Il faut ici rappeler que, dans le contexte de la criminalisation de la protestation sociale mapuche au cours des 30 dernières années, un grand nombre de dirigeants et de membres du peuple mapuche se trouvent privés de liberté, étant soumis à de longues périodes de détention préventive et à des peines disproportionnées, ce qui, ajouté aux conditions sanitaires précaires des prisons, entraîne une importante menace pour leur vie et leur santé dans le contexte de la pandémie.

Compte tenu de ce qui précède, la FIDH demande à l’État chilien de mettre en œuvre les mesures suivantes :

• Une enquête impartiale qui tienne compte des principes de la présomption d’innocence, de la régularité de la procédure, et qui respecte strictement les principes de légalité, de nécessité et de proportionnalité de la peine.
• Dans le contexte de la pandémie, nous exigeons que l’État chilien prenne des mesures de détention à domicile pour les prisonniers mapuches actuels qui sont sous mandat d’arrêt et en grève de la faim.
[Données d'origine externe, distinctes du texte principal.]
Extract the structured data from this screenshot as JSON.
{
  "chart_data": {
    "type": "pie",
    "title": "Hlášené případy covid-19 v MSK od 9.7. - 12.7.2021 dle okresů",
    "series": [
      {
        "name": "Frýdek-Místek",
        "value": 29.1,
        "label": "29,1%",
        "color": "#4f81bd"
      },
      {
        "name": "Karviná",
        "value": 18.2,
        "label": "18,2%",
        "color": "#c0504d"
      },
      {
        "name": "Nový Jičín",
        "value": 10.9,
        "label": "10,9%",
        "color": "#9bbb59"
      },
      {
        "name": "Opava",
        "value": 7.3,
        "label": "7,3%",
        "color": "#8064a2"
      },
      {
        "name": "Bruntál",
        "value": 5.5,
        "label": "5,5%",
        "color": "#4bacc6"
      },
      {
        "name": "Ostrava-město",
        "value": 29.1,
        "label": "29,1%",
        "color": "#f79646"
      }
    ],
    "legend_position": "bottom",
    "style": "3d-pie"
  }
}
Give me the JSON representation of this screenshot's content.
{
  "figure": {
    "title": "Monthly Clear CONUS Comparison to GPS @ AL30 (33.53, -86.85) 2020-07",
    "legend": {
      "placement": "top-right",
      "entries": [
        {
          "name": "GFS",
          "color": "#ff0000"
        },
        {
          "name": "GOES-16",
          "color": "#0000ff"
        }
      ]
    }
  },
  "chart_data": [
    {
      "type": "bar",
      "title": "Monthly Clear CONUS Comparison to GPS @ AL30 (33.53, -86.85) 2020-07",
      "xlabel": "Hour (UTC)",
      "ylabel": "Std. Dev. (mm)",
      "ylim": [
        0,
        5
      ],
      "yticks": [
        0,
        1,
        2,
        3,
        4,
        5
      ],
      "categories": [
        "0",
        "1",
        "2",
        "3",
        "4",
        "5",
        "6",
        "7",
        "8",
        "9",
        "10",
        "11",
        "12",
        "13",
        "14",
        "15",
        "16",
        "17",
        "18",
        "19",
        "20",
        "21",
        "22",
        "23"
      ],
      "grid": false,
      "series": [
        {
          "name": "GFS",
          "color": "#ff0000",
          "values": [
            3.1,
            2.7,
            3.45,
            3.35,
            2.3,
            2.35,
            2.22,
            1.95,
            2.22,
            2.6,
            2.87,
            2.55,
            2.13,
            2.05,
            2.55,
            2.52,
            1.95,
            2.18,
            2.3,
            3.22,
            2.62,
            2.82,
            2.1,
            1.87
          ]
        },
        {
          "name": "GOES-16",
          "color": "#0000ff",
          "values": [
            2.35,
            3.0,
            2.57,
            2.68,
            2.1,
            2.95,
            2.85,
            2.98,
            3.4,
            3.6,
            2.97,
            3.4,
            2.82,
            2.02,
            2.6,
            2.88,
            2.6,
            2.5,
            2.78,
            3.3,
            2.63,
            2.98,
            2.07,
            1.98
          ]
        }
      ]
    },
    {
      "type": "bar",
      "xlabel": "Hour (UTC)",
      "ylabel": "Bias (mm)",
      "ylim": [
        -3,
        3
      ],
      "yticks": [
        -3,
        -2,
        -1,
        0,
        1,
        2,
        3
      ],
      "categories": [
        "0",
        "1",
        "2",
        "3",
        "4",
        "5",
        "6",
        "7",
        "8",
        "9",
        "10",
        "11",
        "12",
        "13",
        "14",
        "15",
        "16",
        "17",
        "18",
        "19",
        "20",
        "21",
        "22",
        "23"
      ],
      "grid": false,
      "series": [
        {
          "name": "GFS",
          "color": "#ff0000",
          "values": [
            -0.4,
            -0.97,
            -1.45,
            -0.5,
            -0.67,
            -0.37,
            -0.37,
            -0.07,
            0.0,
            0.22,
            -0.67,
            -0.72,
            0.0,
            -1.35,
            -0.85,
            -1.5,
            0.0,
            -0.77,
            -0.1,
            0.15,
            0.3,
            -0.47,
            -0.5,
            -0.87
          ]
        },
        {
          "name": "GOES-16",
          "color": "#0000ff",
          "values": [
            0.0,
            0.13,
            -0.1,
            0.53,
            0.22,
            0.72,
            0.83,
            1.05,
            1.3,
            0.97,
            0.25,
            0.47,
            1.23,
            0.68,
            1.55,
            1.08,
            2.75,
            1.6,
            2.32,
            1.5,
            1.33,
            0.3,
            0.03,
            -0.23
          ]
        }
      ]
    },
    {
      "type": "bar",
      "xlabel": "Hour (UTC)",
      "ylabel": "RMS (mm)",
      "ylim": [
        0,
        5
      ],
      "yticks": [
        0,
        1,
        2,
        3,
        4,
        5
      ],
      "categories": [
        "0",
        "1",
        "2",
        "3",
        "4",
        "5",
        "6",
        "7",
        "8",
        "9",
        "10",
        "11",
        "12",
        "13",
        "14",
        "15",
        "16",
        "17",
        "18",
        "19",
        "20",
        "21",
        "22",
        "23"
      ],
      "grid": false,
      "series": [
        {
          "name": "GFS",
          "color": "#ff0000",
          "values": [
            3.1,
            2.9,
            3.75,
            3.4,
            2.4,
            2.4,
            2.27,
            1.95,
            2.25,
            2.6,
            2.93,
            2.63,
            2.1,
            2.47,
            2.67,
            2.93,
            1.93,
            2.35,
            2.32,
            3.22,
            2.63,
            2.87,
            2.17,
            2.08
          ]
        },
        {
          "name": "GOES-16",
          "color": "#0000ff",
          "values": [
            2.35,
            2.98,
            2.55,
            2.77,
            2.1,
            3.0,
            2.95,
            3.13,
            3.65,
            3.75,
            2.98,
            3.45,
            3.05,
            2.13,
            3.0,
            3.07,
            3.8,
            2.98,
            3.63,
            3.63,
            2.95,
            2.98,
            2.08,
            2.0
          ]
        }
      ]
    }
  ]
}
Dans le cas des prisonniers chiliens, plus de 1500 prisonniers ont été remis en liberté dans tout le pays, mais aucun d’entre eux n’était mapuche, ce qui montre une attitude raciste de la part des autorités chiliennes.
• Garantir la protection du fils de Carlos Pichún, en demandant le respect et la protection de la vie et des droits des enfants et des adolescents mapuches victimes de la violence policière.
• Condamner les violations des droits des enfants mapuches, conformément aux recommandations de la CIDH, qui a rappelé à l’État chilien son obligation d’apporter une clarification judiciaire aux actes de violence, de punir les responsables et de réparer les conséquences de ces actes. [3]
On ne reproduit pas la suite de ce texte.